Джотто Иванович пожал плечами, а затем немного подумав сказал:
– Не мне судить, дружище. Принимай всё как есть. Думаю, то, что забудет твой разум другие части твоего мозга не забудут. Эта станица – перевалочная станция для твоей дальнейшей жизни. Ты тут провёл всего ничего. И так бы забыл всё. Но не бойся, тебя тут не забудут. Я уж точно. Ты, похоже, целый день без сил лежал? Жалко, что многие здесь никогда не узнает о твоей жертве. Знаешь, а может и хорошо, что ты всё забудешь? Может, так выйдет и лучше.
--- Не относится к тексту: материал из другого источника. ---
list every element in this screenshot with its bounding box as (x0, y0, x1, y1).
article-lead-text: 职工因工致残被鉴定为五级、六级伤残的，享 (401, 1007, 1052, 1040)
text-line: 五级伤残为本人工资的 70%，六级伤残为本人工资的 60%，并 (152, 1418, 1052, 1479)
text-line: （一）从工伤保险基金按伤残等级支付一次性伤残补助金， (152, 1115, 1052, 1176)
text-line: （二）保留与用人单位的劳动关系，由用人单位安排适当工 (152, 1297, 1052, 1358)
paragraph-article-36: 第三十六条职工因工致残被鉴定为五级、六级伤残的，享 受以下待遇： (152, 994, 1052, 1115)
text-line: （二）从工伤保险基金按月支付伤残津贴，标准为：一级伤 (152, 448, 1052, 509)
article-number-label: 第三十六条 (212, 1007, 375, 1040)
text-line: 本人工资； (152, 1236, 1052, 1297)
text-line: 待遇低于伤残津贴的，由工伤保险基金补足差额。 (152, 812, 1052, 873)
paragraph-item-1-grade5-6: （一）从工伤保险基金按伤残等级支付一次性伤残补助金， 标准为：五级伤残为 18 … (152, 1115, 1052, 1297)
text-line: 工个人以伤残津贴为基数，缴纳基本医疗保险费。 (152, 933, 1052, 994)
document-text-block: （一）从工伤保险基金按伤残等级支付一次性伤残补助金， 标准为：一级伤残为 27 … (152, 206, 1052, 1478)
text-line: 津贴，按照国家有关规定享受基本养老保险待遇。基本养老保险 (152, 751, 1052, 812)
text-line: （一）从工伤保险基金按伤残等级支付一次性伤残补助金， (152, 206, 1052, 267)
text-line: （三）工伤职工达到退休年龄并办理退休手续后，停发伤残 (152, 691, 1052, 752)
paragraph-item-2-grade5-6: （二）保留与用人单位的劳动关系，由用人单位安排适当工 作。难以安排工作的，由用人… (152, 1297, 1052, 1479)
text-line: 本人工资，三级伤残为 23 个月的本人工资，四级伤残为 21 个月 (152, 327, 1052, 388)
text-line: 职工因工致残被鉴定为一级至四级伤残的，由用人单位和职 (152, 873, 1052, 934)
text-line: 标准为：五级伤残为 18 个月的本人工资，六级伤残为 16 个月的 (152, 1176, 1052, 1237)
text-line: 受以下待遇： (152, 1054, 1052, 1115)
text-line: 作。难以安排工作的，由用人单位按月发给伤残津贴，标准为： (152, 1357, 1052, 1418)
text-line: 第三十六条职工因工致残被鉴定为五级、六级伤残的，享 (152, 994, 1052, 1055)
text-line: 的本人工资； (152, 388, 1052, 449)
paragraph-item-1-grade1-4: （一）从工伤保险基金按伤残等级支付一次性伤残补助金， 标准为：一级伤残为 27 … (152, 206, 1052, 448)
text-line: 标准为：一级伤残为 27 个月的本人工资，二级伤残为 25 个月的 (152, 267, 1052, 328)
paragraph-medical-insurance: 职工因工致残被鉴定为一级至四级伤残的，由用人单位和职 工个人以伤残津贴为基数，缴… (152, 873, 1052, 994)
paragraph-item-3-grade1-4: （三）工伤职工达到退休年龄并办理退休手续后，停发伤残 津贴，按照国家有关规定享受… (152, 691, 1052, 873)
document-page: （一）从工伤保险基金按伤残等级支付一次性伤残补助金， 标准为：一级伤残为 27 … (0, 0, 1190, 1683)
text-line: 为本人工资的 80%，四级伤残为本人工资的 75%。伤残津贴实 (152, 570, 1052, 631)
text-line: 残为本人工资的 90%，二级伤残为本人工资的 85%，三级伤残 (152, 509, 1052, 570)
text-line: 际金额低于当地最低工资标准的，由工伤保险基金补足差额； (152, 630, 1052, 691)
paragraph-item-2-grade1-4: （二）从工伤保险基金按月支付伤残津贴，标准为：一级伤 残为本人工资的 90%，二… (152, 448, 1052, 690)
– Нет, не лучше, – резко начал я, позабыв о своей усталости. – Никто больше не вправе управлять мной или моей памятью. Дело тут не в квантовой физике, потусторонних явлениях, разрывах или ещё чём-то. Дело в более большем и великом. Я ничего не забуду. Я сделаю так, чтобы вы не исчезли. И я сделаю так, чтобы Лёник не исчез. Это произойдет здесь. Ожидайте. А теперь мне нужно отдохнуть.
Джотто Иванович смотрел на меня сквозь свои очки ошарашенными глазами, затем немного смягчил взгляд, довольно кивнул мне, поправил свои волосы и двинулся куда-то в сторону берега. Затем, когда он отошел на приличное расстояние, резко остановился и повернулся в мою сторону. Я уже было заходил в дом, но немного опешил, заметив это. Джотто Иванович стоял где-то впереди в сумерках и махал левой рукой:
– Я буду ждать, Василе! Буду ждать! – прокричал он и продолжил свой путь.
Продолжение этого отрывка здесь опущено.